When part of the cache became unavailable, rate limiting service terminated the requests that were supposed to be cached in that server, causing approximately 30% of JWT logins to fail during that time. This same caching server was also used in the generation of OAuth2 tokens used internally within the BoxNotes service. When this cache would become unavailable, Box Notes would disconnect while trying to persist or delete a Note, since it could not validate the tokens. We noticed an increase of approximately 10% in the number of disconnects during the time of cache unavailability.

Corrective Actions

The following corrective actions have been completed or are planned:

  • Validate that all necessary TLS certificates are present on the entire caching fleet.
  • Fix the maintenance script so in case of a connection error, it terminates and does not hang and hold on to memory.
  • Fix the bug in the auto-healing system that prevented the unhealthy host from being replaced.
  • Add more specific alerts in case of failures like these, so on-call engineers are better informed.

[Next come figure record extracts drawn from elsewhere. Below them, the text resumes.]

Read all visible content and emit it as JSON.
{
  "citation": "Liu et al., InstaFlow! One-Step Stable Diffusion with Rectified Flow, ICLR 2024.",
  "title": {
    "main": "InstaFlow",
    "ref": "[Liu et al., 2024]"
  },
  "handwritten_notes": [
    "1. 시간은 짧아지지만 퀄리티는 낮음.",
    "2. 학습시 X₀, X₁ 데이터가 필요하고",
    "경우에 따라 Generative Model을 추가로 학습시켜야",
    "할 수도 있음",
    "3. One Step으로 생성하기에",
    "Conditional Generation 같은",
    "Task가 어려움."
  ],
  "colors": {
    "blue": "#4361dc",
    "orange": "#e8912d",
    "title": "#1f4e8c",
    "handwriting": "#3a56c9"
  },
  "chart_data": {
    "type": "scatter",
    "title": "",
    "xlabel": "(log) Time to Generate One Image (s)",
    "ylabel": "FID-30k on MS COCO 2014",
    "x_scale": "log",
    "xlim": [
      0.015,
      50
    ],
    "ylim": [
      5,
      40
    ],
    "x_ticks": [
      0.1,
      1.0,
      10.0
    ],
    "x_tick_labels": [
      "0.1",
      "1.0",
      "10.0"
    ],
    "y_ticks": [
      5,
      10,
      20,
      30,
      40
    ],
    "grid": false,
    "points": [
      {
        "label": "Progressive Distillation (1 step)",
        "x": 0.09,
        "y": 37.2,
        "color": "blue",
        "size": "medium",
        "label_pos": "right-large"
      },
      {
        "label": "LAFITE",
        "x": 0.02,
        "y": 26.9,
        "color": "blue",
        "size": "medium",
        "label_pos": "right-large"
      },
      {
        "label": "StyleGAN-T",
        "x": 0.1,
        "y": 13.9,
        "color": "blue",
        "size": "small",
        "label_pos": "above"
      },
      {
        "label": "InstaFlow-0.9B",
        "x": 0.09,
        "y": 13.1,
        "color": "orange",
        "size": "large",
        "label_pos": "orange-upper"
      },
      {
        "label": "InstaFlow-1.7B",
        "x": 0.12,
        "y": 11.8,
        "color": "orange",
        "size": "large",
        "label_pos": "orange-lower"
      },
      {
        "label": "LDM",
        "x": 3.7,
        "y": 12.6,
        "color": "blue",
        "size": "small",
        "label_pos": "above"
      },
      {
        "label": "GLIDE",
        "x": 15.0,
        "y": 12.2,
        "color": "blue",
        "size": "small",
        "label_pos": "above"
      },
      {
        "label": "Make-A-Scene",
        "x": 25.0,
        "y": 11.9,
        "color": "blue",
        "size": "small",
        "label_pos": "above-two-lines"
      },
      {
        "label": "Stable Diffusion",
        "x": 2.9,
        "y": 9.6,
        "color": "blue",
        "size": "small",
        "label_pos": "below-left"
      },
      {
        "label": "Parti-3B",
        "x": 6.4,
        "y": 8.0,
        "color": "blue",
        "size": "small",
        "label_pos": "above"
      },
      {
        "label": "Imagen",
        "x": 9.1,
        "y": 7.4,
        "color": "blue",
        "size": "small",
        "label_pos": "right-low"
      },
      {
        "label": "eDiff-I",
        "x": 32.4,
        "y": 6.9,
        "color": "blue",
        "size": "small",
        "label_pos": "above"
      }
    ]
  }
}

We are continuously working to improve Box and want to make sure we are delivering the best product and user experience we can. We hope we have provided some clarity here and we would be happy to answer any questions you may still have regarding this matter. 

Sincerely,

The Box Team

Posted Apr 04, 2023 - 06:30 PDT

Resolved
Our team has worked on the backlog to alleviate the degradation with API Authentication and Box Notes. We are considering this issue to be resolved. If you are still experiencing any issues, please let us know at https://support.box.com.
Posted Mar 21, 2023 - 23:10 PDT
Investigating
On 21st of March 2023 at approximately 9:35PM PST, we started investigating an ongoing issue affecting API Authentication. Users may also experience issues when trying to create or delete Box Notes. We will provide more information as soon as it is available.
Posted Mar 21, 2023 - 22:48 PDT
This incident affected: Box Notes (Web Application) and Box Platform / API (Authentication (OAuth 2.0 / JWT)).